It uses a Cavium Octeon processor which does have dedicated HW packet 
processing.  A moderate number of  prefixes won't slow it down doing vanilla 
forwarding, not sure about 2 million though...  I believe they have recently 
optimized some of the FW stuff to take advantage of the HW as well.  

Layering services like FW, NAT, and tunneling definitely drops the packet rate 
significantly, but it is still capable of 100+Mbps at IMIX packet sizes. 

I think there are a couple of in depth tests out there.

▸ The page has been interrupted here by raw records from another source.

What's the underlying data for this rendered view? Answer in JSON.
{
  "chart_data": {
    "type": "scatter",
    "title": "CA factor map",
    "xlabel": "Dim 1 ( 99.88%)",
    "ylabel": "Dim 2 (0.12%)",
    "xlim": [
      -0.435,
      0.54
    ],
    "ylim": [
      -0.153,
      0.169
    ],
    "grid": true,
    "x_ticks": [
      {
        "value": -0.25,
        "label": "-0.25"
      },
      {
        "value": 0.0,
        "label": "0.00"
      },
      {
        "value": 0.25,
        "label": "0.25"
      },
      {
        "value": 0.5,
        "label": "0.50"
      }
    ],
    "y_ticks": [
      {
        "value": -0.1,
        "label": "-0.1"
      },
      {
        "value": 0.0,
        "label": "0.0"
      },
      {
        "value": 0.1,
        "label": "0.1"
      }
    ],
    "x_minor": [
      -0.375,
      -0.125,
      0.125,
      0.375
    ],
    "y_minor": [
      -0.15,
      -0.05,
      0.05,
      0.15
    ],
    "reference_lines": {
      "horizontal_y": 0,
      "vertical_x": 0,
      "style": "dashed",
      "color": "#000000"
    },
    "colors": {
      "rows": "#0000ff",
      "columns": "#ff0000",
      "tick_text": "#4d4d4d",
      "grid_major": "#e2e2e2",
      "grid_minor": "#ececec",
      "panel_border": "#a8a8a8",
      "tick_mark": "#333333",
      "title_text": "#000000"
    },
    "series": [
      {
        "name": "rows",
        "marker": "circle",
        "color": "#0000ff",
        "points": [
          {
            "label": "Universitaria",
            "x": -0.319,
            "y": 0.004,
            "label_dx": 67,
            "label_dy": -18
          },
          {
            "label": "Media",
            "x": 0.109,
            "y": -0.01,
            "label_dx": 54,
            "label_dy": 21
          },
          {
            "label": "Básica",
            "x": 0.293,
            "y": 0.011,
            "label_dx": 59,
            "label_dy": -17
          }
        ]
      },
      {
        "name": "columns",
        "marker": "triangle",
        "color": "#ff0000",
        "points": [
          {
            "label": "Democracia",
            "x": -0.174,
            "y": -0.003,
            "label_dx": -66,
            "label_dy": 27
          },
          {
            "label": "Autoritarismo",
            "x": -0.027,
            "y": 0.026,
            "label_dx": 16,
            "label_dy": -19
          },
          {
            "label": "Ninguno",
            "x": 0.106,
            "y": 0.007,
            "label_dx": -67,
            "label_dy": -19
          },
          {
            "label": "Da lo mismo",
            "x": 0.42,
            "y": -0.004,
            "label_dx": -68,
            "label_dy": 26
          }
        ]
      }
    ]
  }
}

In my experience the ERL works really well for a $99 device. 

Phil

-----Original Message-----
From: "Joe Greco" <jgr...@ns.sol.net>
Sent: ‎5/‎6/‎2014 7:39 AM
To: "ja...@puck.nether.net (Jared Mauch)" <ja...@puck.nether.net (Jared Mauch)>
Cc: "NANOG" <nanog@nanog.org>
Subject: Re: Residential CPE suggestions

> I was also going to recommend the EdgeRouter Pro as it has dual SFP =
> ports and the Vyatta/Linux stuff works quite well.
> 
> I suspect you will be very surprised with the quality experience.  If =
> you've not used Vyatta, it's very JunOS-like.

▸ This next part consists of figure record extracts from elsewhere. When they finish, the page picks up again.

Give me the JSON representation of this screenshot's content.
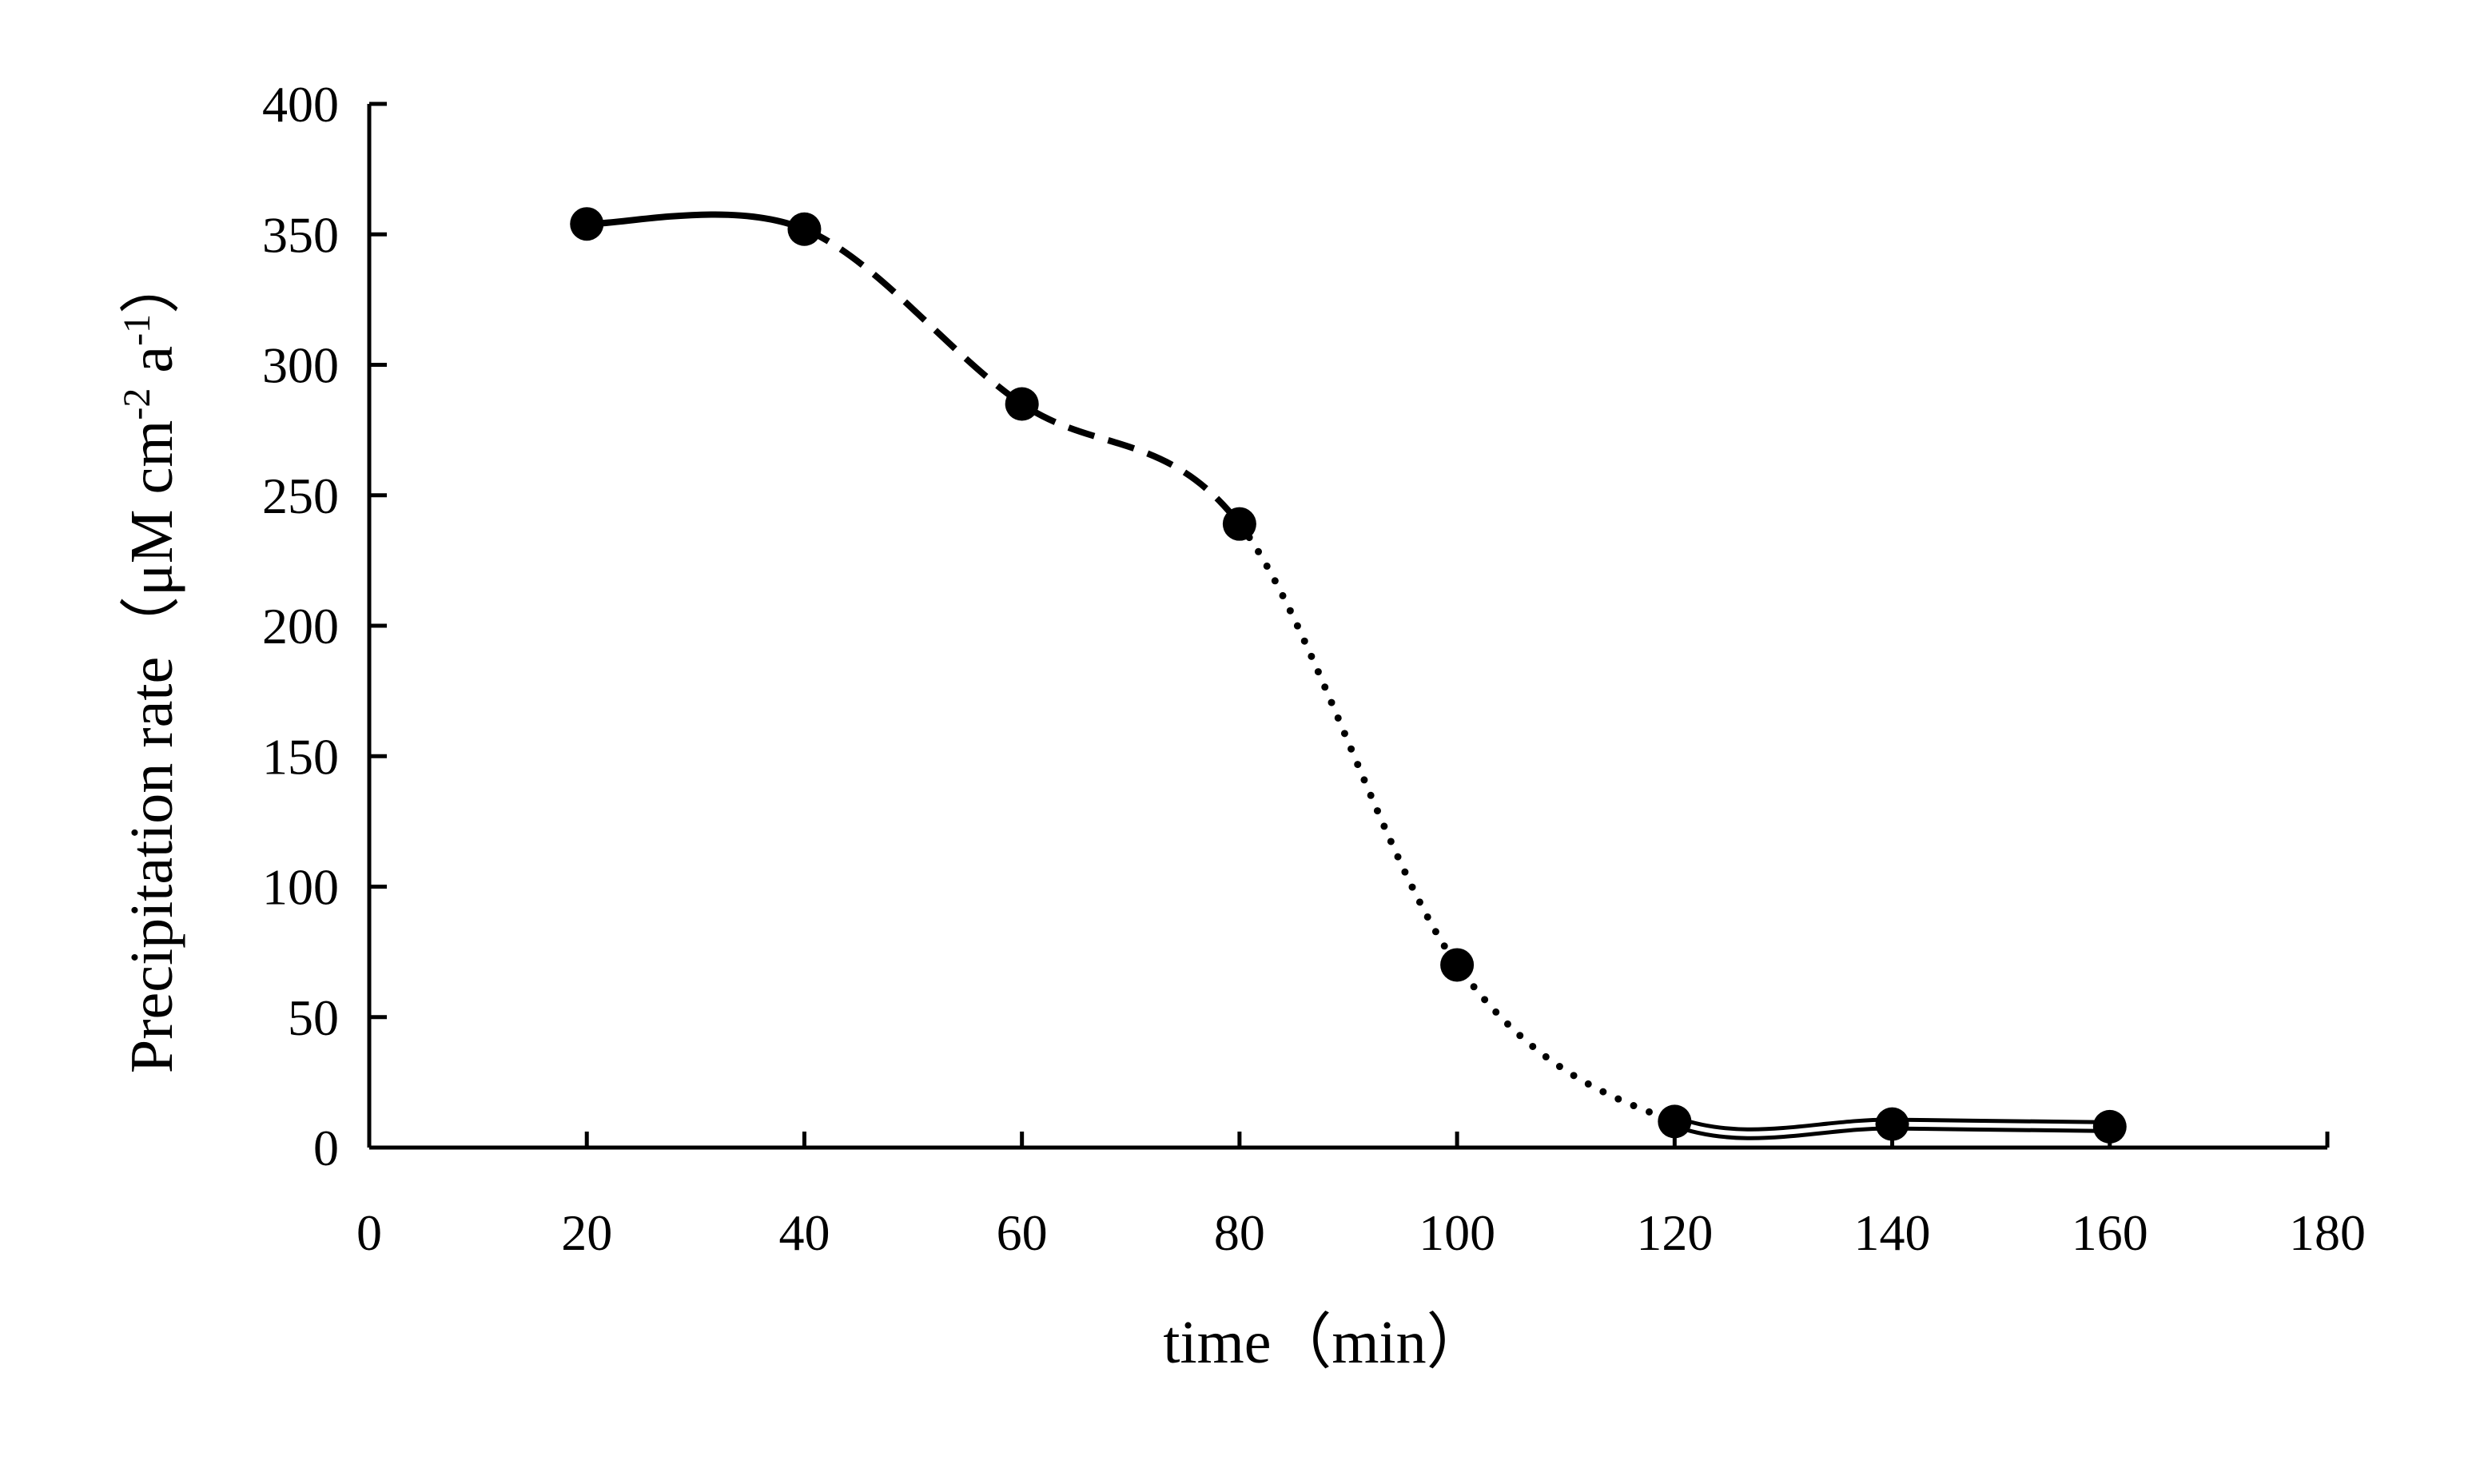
{
  "chart_data": {
    "type": "line",
    "title": "",
    "xlabel": "time（min）",
    "ylabel_main": "Precipitation rate（μM cm",
    "ylabel_sup1": "-2",
    "ylabel_mid": " a",
    "ylabel_sup2": "-1",
    "ylabel_end": "）",
    "xlim": [
      0,
      180
    ],
    "ylim": [
      0,
      400
    ],
    "xticks": [
      "0",
      "20",
      "40",
      "60",
      "80",
      "100",
      "120",
      "140",
      "160",
      "180"
    ],
    "yticks": [
      "0",
      "50",
      "100",
      "150",
      "200",
      "250",
      "300",
      "350",
      "400"
    ],
    "grid": false,
    "legend": "none",
    "points": [
      {
        "x": 20,
        "y": 354
      },
      {
        "x": 40,
        "y": 352
      },
      {
        "x": 60,
        "y": 285
      },
      {
        "x": 80,
        "y": 239
      },
      {
        "x": 100,
        "y": 70
      },
      {
        "x": 120,
        "y": 10
      },
      {
        "x": 140,
        "y": 9
      },
      {
        "x": 160,
        "y": 8
      }
    ],
    "segments": [
      {
        "style": "solid",
        "from": 0,
        "to": 1
      },
      {
        "style": "dashed",
        "from": 1,
        "to": 3
      },
      {
        "style": "dotted",
        "from": 3,
        "to": 5
      },
      {
        "style": "double",
        "from": 5,
        "to": 7
      }
    ],
    "colors": {
      "line": "#000000",
      "marker": "#000000"
    }
  }
}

Does anyone have any practical experience with the EdgeRouter with a
largish number of prefixes?

http://dl.ubnt.com/datasheets/edgemax/EdgeRouter_DS.pdf

The "2 million+ packets per second" leads me to believe that this is
merely a highly optimized software based router, but under "Hardware
Specs" it specifically says "hardware acceleration for packet 
processing".

I have no idea what's being accelerated since the "layer 3 forwarding
performance" specs for the FR-8 are 2Mpps (an 800MHz CPU) and the 
FRPro-8 are 2.4Mpps (1GHz) which suggests software lookup.

Do these things suffer if you load them down with a full table?  Or
a handful of firewall rules?

... JG
-- 
Joe Greco - sol.net Network Services - Milwaukee, WI - http://www.sol.net
"We call it the 'one bite at the apple' rule. Give me one chance [and] then I
won't contact you again." - Direct Marketing Ass'n position on e-mail spam(CNN)
With 24 million small businesses in the US alone, that's way too many apples.